Model Predictive Control (MPC) is a conceptually simple yet powerful methodology to control power
converters and electric drives. It has many advantages over traditional linear controllers including (i) faster response,
(ii) high robustness to parameter variation (iii) explicit multivariable control accounting for the process and actuator constraints.
Particularly, the finite-set MPC (FS-MPC) takes advantage of the discrete model of the converter to predict its future
behaviour for every possible switching configuration. The predicted numerical values of converter’s state variables
at the next sampling step are then used in the cost function that defines the desired performance of the system.

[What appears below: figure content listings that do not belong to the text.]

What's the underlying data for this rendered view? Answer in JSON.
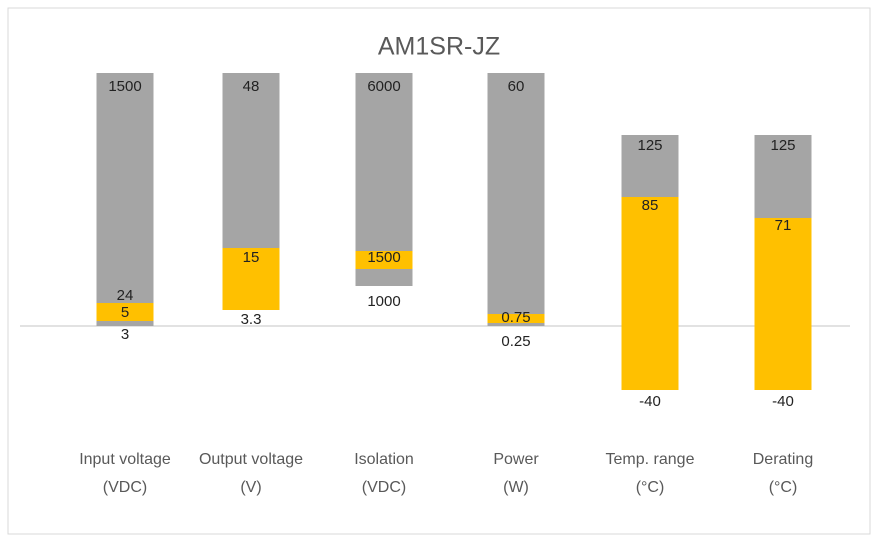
{
  "chart_data": {
    "type": "range-bar",
    "title": "AM1SR-JZ",
    "categories": [
      [
        "Input voltage",
        "(VDC)"
      ],
      [
        "Output voltage",
        "(V)"
      ],
      [
        "Isolation",
        "(VDC)"
      ],
      [
        "Power",
        "(W)"
      ],
      [
        "Temp. range",
        "(°C)"
      ],
      [
        "Derating",
        "(°C)"
      ]
    ],
    "values": [
      [
        3,
        5,
        24,
        1500
      ],
      [
        3.3,
        15,
        48
      ],
      [
        1000,
        1500,
        6000
      ],
      [
        0.25,
        0.75,
        60
      ],
      [
        -40,
        85,
        125
      ],
      [
        -40,
        71,
        125
      ]
    ],
    "colors": {
      "range": "#a5a5a5",
      "typical": "#ffc000"
    }
  }
}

This approach
yields a simple and intuitive implementation, where constraints of the state variables can be explicitly dealt with, while
several performance objectives can be balanced by properly selecting the weighting factors associated with each objective.

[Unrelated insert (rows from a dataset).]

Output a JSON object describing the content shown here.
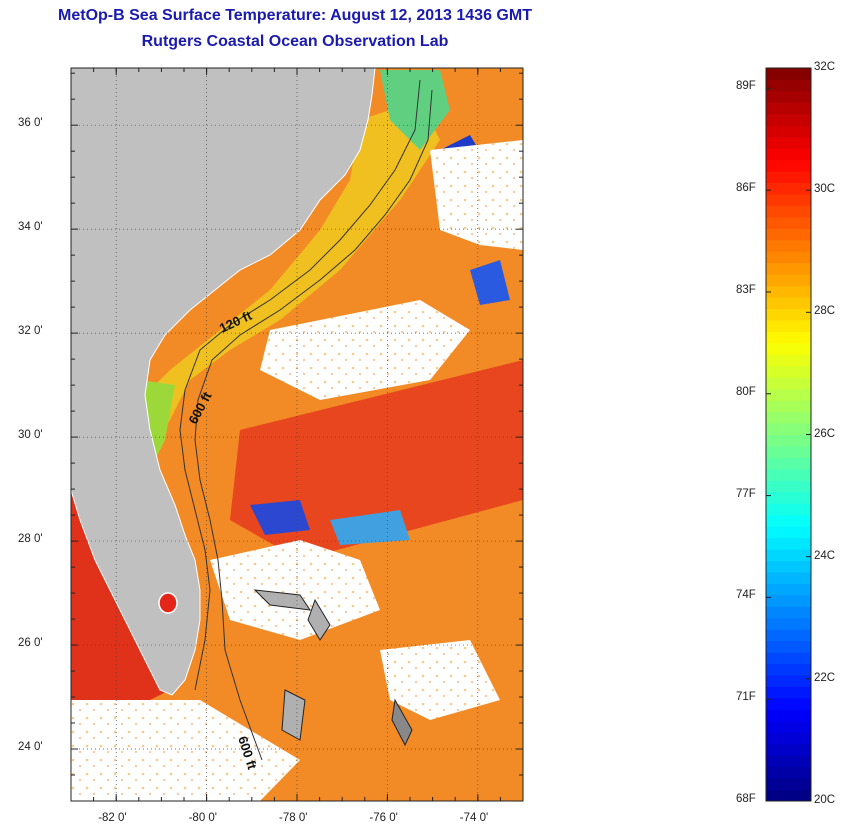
{
  "title": "MetOp-B Sea Surface Temperature:  August 12, 2013 1436 GMT",
  "subtitle": "Rutgers Coastal Ocean Observation Lab",
  "map": {
    "lat_labels": [
      "36 0'",
      "34 0'",
      "32 0'",
      "30 0'",
      "28 0'",
      "26 0'",
      "24 0'"
    ],
    "lat_values": [
      36,
      34,
      32,
      30,
      28,
      26,
      24
    ],
    "lon_labels": [
      "-82 0'",
      "-80 0'",
      "-78 0'",
      "-76 0'",
      "-74 0'"
    ],
    "lon_values": [
      -82,
      -80,
      -78,
      -76,
      -74
    ],
    "lat_range": [
      23,
      37.1
    ],
    "lon_range": [
      -83,
      -73
    ],
    "contour_labels": [
      "120 ft",
      "600 ft",
      "600 ft"
    ],
    "land_color": "#c0c0c0",
    "cloud_color": "#ffffff"
  },
  "colorbar": {
    "fahrenheit_labels": [
      "89F",
      "86F",
      "83F",
      "80F",
      "77F",
      "74F",
      "71F",
      "68F"
    ],
    "fahrenheit_values": [
      89,
      86,
      83,
      80,
      77,
      74,
      71,
      68
    ],
    "celsius_labels": [
      "32C",
      "30C",
      "28C",
      "26C",
      "24C",
      "22C",
      "20C"
    ],
    "celsius_values": [
      32,
      30,
      28,
      26,
      24,
      22,
      20
    ],
    "range_c": [
      20,
      32
    ],
    "colormap": "jet"
  }
}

Due to these benefits and enabled by improvements in computational power of modern microprocessors, FS-MPC has been applied
to numerous power electronic applications in the recent years.
This tutorial will provide the fundamentals
required to understand, design and implement state-of-the-art MPC methods in grid-connected power converters, electrical drives
and microgrids.
Furthermore, it will tackle some of the long-standing research problems associated
with the FS-MPC, i.e. the analytical performance validation and the optimal tuning of the weighting factors in the cost function.